The 2015 Mazda 5, Reconsidered

2015 Mazda 5 front 3/4 view
2015 Mazda 5.
Three and a half years ago, I wrote a glowing review of the Mazda 5 minivan. As with most Mazdas, I wondered why it didn't sell as well as vehicles from Toyota, Nissan and Honda.  I now know the answer.

In that summer of 2011, I drove the Mazda 5 in town, generally alone, occasionally with one, two or three other passengers for short, cross-town trips.  It was all the minivan we needed and made the full-sizers like the Toyota Sienna, Honda Odyssey and Nissan Quest seem ridiculously large by comparison.
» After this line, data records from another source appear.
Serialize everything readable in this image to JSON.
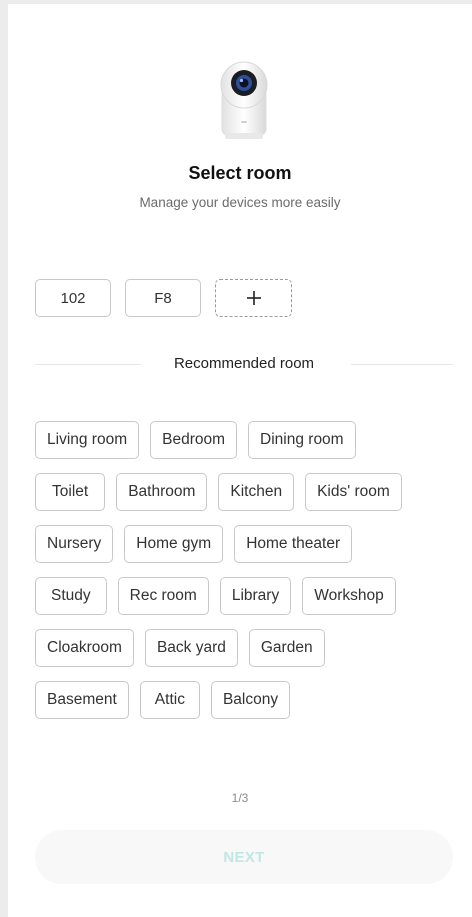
{
  "header": {
    "title": "Select room",
    "subtitle": "Manage your devices more easily"
  },
  "existing_rooms": [
    {
      "label": "102"
    },
    {
      "label": "F8"
    }
  ],
  "add_room": {
    "icon": "plus-icon"
  },
  "recommended": {
    "label": "Recommended room",
    "rows": [
      [
        "Living room",
        "Bedroom",
        "Dining room"
      ],
      [
        "Toilet",
        "Bathroom",
        "Kitchen",
        "Kids' room"
      ],
      [
        "Nursery",
        "Home gym",
        "Home theater"
      ],
      [
        "Study",
        "Rec room",
        "Library",
        "Workshop"
      ],
      [
        "Cloakroom",
        "Back yard",
        "Garden"
      ],
      [
        "Basement",
        "Attic",
        "Balcony"
      ]
    ]
  },
  "pager": {
    "text": "1/3"
  },
  "next_button": {
    "label": "NEXT",
    "text_color": "#bfe7e4"
  },
  "colors": {
    "chip_border": "#c9c9c9",
    "title": "#111111",
    "subtitle": "#6b6b6b"
  }
}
Map of the I-5, CA 20 and US 101 route from Folsom to Ukiah
Map of the I-5, CA 20 and US 101 route from Folsom to Ukiah, California (source: Google Maps)

This time, it was six of us, yours truly, Navigator, her two daughters, and two Schnauzers, on a three-day holiday weekend run from Folsom, east of Sacramento, to Navigator's hometown of Ukiah...a post-Christmas visit with Navigator's relatives. 344 miles roundtrip, plus incidentals.

2015 Mazda 5.
Discovery one: The Mazda 5 just...only just...was able to accomodate two small dogs, four people and the things they needed for a three-day weekend with the third row folded down.  If this had been a week's vacation, or if we needed to transport just one other person, something would have had to give.

Discovery two: With four on board (and three of them being slender young women who don't add that much weight to the vehicle), the 157-horsepower 2.5-liter four loses a lot of its enthusiasm for passing maneuvers and mountain grades.  There was a lot more noise being made than there was forward momentum.

Interior view of 2015 Mazda 5.
2015 Mazda 5 interior.
Discovery three: The Mazda 5 has surprisingly little usable space for odd objects.  The door pockets are narrow and shallow as is the console, that little rectangular cubby below the gear-shift, that odd shelf-like space above the glove box...pretty much everything.  And when four people are spending six hours of their three-day weekend on the road, stuff accumulates.

It pains me to report all this, because I still very much like the Mazda 5 when I'm using it as a grocery-getter or a to-and-from-work commuter.  The Grand Touring tester had a base price of $24,770, came with everything you could ask for, apart from commodious storage spaces (full list here), leaving a rear bumper guard ($75) as the lone option.  With $795 delivery, processing and handling fee, the Mazda 5 rang in at a very reasonable $25,640...or about 15 grand less than what most of the Siennas, Odysseys and Quests I see are going for.  And none of them can get close to the 21 city/28 highway EPA estimate.  Though, truth be told, with four aboard and a chunk of the trip on the winding two-way that runs by Clear Lake, we didn't either.

But Navigator and I realized that if we were parents of more than one young child, or wanted to travel the way we do (regular TireKicker readers know of our fondness for roadtrips), the Mazda 5 simply wouldn't cut it. And it looks like we aren't the only people in America who came to that realization.  Mazda will pull the plug later this year, in favor of a new small crossover, the CX3. Only 14,000 Mazda 5s sold in 2013. In its best year, only 22,000 found homes.  Size (or at least usable space) matters.